Not perfect, just FORGIVEN.
Saturday, July 16, 2011
Something Worth Living For...
Jesus is amazing! I love him. I can't live without him. He is my best friend, my rock, my refuge, my everything. EVERYTHING does not leave anything out. I have learned simple truths such as, "failure is not falling down, it is not having the strength to get back up and giving up." Which is amazing because when we are weak, God is strong. He is good when there is nothing good in me. Friday, July 8th, I got baptized. I felt like I needed to recommit my promise to God, to live and serve him faithfully. I made the decision because I am older now and I understand what it means to live a life sold out to Christ's calling. Today my world was completely rocked and transformed. We are at a conference in Jacksonville, Florida. Celebration Church is pulling off an amazing conference called FUSE for their first year. Today was a day of complete surrender. I got what I wanted this summer in one day and wasn't even expecting it. Clayton Baird, Chris Durso, Mercy Lokulutu, Mark Pettus, and Matthew Barnett all spoke today. I have given my heart, my soul, my dreams, my aspirations, my goals, my entire life to God. i am living for something so much bigger than myself now. Today I forgave my dad. I learned a little about the spiritual gift of speaking in tongues and I want it.
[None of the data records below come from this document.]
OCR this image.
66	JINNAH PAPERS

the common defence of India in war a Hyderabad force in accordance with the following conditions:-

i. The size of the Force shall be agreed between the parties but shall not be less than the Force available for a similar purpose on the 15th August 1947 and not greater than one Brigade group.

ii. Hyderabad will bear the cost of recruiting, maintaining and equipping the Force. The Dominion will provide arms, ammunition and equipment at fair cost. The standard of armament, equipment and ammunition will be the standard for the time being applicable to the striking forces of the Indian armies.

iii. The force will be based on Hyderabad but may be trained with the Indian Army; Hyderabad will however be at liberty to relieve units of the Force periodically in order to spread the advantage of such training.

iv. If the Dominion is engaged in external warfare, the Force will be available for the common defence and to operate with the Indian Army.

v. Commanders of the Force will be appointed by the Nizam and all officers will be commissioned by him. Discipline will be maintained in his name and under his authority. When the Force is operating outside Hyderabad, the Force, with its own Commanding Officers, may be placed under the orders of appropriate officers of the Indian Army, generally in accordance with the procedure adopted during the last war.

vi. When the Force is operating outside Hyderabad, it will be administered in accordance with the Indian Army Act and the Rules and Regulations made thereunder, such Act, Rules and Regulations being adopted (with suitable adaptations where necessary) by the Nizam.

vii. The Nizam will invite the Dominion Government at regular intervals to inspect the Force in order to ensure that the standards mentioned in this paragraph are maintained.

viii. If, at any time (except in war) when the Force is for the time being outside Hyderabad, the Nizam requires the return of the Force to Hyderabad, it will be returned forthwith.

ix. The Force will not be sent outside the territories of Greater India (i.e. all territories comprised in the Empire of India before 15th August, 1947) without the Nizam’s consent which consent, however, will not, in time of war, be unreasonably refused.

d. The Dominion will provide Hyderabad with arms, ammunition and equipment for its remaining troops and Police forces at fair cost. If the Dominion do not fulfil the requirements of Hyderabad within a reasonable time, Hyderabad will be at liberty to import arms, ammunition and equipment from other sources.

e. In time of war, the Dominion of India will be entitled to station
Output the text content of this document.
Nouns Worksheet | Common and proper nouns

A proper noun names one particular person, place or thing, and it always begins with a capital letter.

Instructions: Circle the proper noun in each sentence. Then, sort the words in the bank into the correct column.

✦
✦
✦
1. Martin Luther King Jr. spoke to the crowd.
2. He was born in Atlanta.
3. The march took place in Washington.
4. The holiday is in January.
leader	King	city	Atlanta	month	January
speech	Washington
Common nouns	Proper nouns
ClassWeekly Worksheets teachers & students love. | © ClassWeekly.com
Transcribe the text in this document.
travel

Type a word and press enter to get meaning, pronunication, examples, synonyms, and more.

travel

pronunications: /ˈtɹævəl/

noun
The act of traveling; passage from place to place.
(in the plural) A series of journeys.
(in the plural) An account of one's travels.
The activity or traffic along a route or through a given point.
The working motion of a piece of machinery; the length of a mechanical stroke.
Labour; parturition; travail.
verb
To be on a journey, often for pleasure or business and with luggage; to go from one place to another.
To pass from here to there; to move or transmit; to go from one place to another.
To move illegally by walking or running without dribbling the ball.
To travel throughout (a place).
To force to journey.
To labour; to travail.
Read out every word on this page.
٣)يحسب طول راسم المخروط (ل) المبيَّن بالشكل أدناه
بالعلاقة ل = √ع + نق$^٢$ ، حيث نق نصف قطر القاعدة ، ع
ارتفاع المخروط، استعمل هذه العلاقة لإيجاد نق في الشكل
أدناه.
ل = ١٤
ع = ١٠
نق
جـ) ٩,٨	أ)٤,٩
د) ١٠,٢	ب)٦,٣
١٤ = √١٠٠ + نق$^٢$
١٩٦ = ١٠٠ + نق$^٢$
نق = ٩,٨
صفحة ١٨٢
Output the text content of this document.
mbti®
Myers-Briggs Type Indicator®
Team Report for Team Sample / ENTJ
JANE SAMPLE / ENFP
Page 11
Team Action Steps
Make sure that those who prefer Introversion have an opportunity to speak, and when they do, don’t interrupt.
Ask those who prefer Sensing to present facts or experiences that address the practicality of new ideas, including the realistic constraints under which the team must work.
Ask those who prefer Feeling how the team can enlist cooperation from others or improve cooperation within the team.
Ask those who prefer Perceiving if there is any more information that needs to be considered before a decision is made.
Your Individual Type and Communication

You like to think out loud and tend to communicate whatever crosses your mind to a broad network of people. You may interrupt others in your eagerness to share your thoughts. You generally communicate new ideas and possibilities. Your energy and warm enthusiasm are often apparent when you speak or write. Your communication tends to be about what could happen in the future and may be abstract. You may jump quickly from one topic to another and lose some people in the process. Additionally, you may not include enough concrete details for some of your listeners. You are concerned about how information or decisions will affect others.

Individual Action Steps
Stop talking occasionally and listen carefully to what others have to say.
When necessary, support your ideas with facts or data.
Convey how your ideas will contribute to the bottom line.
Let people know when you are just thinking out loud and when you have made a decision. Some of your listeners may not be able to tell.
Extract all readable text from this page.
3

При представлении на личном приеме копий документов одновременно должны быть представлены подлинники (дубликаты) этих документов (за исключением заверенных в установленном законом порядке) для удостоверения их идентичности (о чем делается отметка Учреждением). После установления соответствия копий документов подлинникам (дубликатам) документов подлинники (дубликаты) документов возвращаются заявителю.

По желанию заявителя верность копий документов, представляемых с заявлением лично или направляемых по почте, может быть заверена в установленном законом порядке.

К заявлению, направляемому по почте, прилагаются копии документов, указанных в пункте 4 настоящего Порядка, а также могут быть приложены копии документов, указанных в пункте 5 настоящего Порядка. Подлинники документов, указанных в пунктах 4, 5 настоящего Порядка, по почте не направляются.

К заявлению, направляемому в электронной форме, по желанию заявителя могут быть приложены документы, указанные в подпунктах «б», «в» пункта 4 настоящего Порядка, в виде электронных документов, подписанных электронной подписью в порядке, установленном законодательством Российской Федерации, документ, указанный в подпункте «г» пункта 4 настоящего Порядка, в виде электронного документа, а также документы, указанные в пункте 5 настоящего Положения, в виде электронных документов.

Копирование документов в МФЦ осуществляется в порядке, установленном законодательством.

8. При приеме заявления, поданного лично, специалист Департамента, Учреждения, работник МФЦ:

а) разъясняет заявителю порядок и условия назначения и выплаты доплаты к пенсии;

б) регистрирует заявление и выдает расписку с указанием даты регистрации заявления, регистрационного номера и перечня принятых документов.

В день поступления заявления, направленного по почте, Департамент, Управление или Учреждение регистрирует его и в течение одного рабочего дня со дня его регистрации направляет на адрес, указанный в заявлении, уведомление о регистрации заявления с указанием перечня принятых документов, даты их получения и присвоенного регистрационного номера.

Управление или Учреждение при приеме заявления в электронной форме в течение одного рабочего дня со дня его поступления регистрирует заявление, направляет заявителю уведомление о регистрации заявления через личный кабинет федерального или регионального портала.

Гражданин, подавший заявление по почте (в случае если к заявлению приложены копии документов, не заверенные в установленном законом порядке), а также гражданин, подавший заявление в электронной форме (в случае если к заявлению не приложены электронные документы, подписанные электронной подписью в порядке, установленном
Today was just stinkin' awesome. I am so excited to see what God has in store for this next season of my life. I am running after his heart with all I am. Living life radically. <3
Tuesday, June 21, 2011
Galatians 2:20
So, 252 is absolutely amazing. I am loving every minute of it. God is already transforming my life. I am not being conformed by the pattern of this world but TRANSFORMED by the renewing of my mind. Christ has complete control and I am so overwhelmed by His power and presence.
I have learned so much and this is only the second week. Yesterday,I decided to pursue purity until God puts the right guy in my life. I will wait however long I have to. I am no longer going to be the pursuer because I have been chosen to be pursued. I am not meant to be alone, no one is. I am not going to look for the perfect guy on my own because God already has him picked out. His timing is perfect. Today, I requested boldness from God. A better, bolder, more confident personality and better, bolder friendships. God will give me whatever I need according to His will.
"I have been crucified with Christ and I no longer live, but Christ lives in me. The life I now live in the body, I live by faith in the Son of God, who loved me and gave himself for me." Galatians 2:20 <3
Monday, June 13, 2011
This is the start of something new!
Today was my first official day at 2:52. I LOVE IT. I'm expecting big things! I want my life to completely transform. I'm ready to grow like crazy in Jesus Christ and nothing is going to stop me! Romans 8:26 - 28 in the msg says, "Meanwhile, the moment we get tired in the waiting, God's Spirit is right alongside helping us along. If we don't know how or what to pray, it doesn't matter. He does our praying in and for us, making prayer out of our wordless sighs, our aching groans. He knows us far better than we know ourselves, knows our pregnant condition, and keeps us present before God. That's why we can be so sure that every detail in our lives of love for God is worked into something good." God works things out for good, for those who love Him. He will never fail those who are called according to His purpose. He is for you and no one can be against you, nothing can stop you. I am expecting to dive deeper into God's word daily and become radically changed in Him this summer. I can't wait. For now, I'm resting in His love and ready to move. Because, "My God's not dead. He's surely alive and He's living on the inside roaring like a lion."
Peace. :)
Peace. :)
Sunday, May 22, 2011
The end of my Junior year!
Well, I am almost a Senior of 2012! Tuesday is my last day as a Junior at Hueytown High School. I have learned a lot and matured over this past year. It has been a journey. From losing two class mates, one getting sick with leukemia, to the football team almost winning State Champs, me being the mascot and acting crazy every Friday night, the insane revival that fired the school up, my first football banquet, high school pageant, and prom... there have been so many memories. I have made many new friends this year, visited different churches, experienced the love of God like never before and I can not wait to see what next year has in store! We will be getting a brand new school and hopefully I will be the Corresponding Secretary for my senior class in 2012. We voted Friday and hopefully find out results tomorrow! But for now we have to focus on the summer. I will babysit until June 11th and after that hopefully I will be an intern at Church of the Highlands, but that is a whole other post. My Junior year has flown by fast but I am stoked to see what God has planned in my future!